What is Zero-Knowledge?
When you log in to most websites, your password travels over the internet to the server. Even though it's encrypted during travel, the server still sees your password.
With Zero-Knowledge, your password stays on YOUR device. Instead, we use smart math to prove you know the password without ever sending it.
Regular Login
You show your ID card to get into a building
Zero-Knowledge Login
You prove you know a secret handshake, but never reveal what it is
Why Use Zero-Knowledge?
Password Never Sent
Even if hackers watched your internet connection, they cannot steal your password because it never travels over the network.
We Cannot See It
Not even cloak.business staff can see your password. Your credentials remain completely private.
Better Protection
If our servers were ever compromised, your password would still be safe. We only store mathematical proofs, not passwords.
24-Word Recovery
You get special recovery words to regain access if you forget your password. No calling support - you control your account.
How It Works
Zero-Knowledge authentication in 4 simple steps
Create Password
You create a password on your device
Generate Secret Key
Your device creates a secret key from your password using special math
Send Proof
Only a mathematical proof is sent to us - never your password
Verify
We verify the proof - we can confirm it's you without seeing your password
It's like having a lock where you keep the only key, and we just check if your key works.

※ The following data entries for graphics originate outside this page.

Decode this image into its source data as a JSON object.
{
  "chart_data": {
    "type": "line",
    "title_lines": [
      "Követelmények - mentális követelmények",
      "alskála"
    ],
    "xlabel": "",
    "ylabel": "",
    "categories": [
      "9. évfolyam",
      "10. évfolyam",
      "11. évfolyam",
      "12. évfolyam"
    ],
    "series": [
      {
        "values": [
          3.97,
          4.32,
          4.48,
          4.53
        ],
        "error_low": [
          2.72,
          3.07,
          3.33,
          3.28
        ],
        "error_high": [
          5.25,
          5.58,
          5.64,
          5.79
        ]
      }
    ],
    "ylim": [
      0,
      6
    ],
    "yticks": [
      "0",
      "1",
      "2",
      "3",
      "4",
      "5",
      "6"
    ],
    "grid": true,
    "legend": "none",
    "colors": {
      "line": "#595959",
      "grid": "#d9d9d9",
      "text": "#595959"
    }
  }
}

Your 24-Word Recovery Phrase
When you enable Zero-Knowledge, you receive 24 special words. These words are your master key to your account.
DO
- Write them down on paper
- Store the paper somewhere safe (like a locked drawer)
- Consider making a backup copy in a different safe place
DO NOT
- Take a photo of them
- Save them on your computer
- Send them by email or text
- Share them with anyone
Important
Without your recovery phrase, we CANNOT help you get back into your account. This is by design - Zero-Knowledge means we don't have access to your password or keys.
Technical Details
For the security-conscious
Argon2id + 6-Key Derivation
Your password and email produce a deterministic 16-byte Blake2b salt. Argon2id (64 MB, 3 iterations) derives a 64-byte master key. HKDF-Blake2b then derives 6 independent 32-byte keys: auth, data-encryption, key-encryption (KEK), recovery, verification, and session — each with a domain-specific context string.
Two Encryption Layers
Local vault (history, tokens, keys): AES-256-GCM with a key derived from your 24-word BIP39 recovery phrase via Argon2id. Server-synced data (presets, entities): XChaCha20-Poly1305 with a random 24-byte nonce, encrypted with your data key. The server holds ciphertext only.
No Password Storage
We never store your password in any form. We store only authKeyHash (SHA256 of a key derived from your password) — which cannot be reversed to recover the password.
Constant-Time Verification
Server-side hash comparisons use timing-safe equality to prevent timing attacks that could leak information about stored hashes.
Is This Right for You?
Best For
- ✦Organizations where administrators must be legally prevented from accessing user encryption keys (GDPR Art. 82, HIPAA)
- ✦Healthcare and financial institutions subject to key management compliance requirements (PCI-DSS, SOC 2)
- ✦Zero-trust architectures where no single party should hold both the data and its decryption key
- ✦Legal industry workflows where client privilege requires absolute technical confidentiality guarantees
Not Ideal For
- ✦Use cases requiring account recovery or key escrow (lost keys = permanently inaccessible data)
- ✦Small teams that need central administrator access to all encrypted data for support purposes
- ✦Organizations without a key management policy — ZK encryption adds operational responsibility
Frequently Asked Questions
Can cloak.business staff see my password?
No. That's the whole point of Zero-Knowledge! Your password is processed on your device. We only receive a mathematical proof, never the actual password.
What if cloak.business gets hacked?
Your password is still safe! Hackers would only find mathematical proofs, not passwords. Without your actual password, they cannot access your account.
Is Zero-Knowledge harder to use?
No! You won't notice any difference when logging in. The only extra step is saving your 24-word recovery phrase when you first set up your account.
Can I turn off Zero-Knowledge?
Zero-Knowledge is enabled by default for your protection. We recommend keeping it on for the best security.
What happens if I change my password?
When you change your password, your device creates new secret keys and you receive a new 24-word recovery phrase. Your old recovery phrase stops working, so save your new phrase immediately!